Бычок не долетает до урны. Все еще тлеет на грязном асфальте, пока мужчина бредет к парковке. Знаю, что он корит себя за случившееся: за то, что не остановил меня на том чертовом банкете, когда я пожирала глазами своего партнера по танцам, не ведая, что в голове Гоши нет места для мыслей о неприметной Лизе Волковой. А что уж говорить о сердце? Жалеет, что не открыл мне глаза, когда я, пребывая в своих розовых мечтах, выводила закорючку в книге регистрации браков, и вряд ли когда-то простит себя зато, что не пошел против друга, когда узнал о его связи с бывшей невестой.
— Я не виню тебя, Слава, — устраиваюсь на сиденье, и закрываю глаза, больше не в силах сопротивляться отяжелевшим векам. Не он виноват в том, что мы с Игорем не сумели сохранить семью, не он развлекался с любовницей за моей спиной, а потом заваливал меня подарками, желая приглушить голос совести, в наличие которой, если быть честной, я до сих пор сомневаюсь. Не он выставил меня на улицу с одним чемоданом, вдогонку изваляв в грязи мои чувства, и, уж точно не он спрятал от меня детей, тоска по которым ежесекундно прожигает душу.
— А зря. Я давно мог положить конец этому фарсу, и, возможно, сейчас тебе не пришлось бы в одиночку разгребать последствия.
— А я не одна, — касаюсь его руки, замершей на рычаге автоматической коробки передач, и разворачиваюсь вполоборота, больше всего на свете мечтая избавить его от мук совести.
Как бы он себя ни винил, обижаться на него я не могу. Не могу позволить себе возненавидеть еще и его, иначе просто умру от холода, сковавшего мое сердце.
В мире много несправедливости и боюсь, нам не хватит всей жизни, чтобы сочувствовать каждому, кто впадает в немилость фортуны. Кто-то теряет родителей, кто-то расстается с финансами, кто-то прощается с друзьями, а кто-то, как я, просто не сумел заслужить любви собственного супруга. И, как бы печально это не прозвучало, спасти всех и каждого — непосильная задача для человечества.

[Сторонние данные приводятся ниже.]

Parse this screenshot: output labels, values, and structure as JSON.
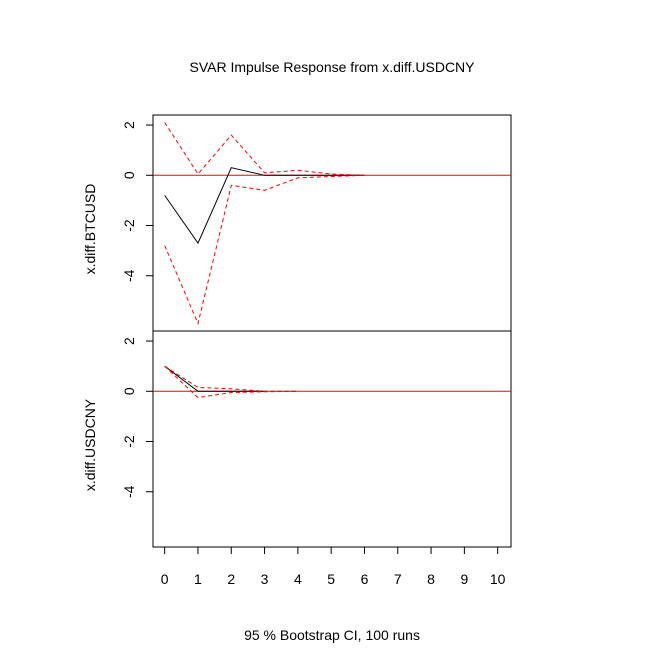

— Давай договоримся, — крепче сжимаю пальцы на мужской руке, и укладываюсь щекой на мягкую спинку. — Хватит разговоров о Громове. Сегодня их итак было предостаточно, чтобы меня начало воротить лишь от одного звука его имени. Как твоя поездка?
— Отлично. Подписал контракт, присмотрел здание под филиал, так что на конец сентября запланировал открытие, — водитель, наконец, расслабляется, или очень умело делает вид, что сумел прогнать из головы тревожные мысли.
Сворачивает на шоссе, намереваясь отвезти меня куда угодно, лишь бы не в затхлую коммуналку, за спокойную жизнь в которой мне приходиться бороться изо дня в день, и пускается в разговоры о делах.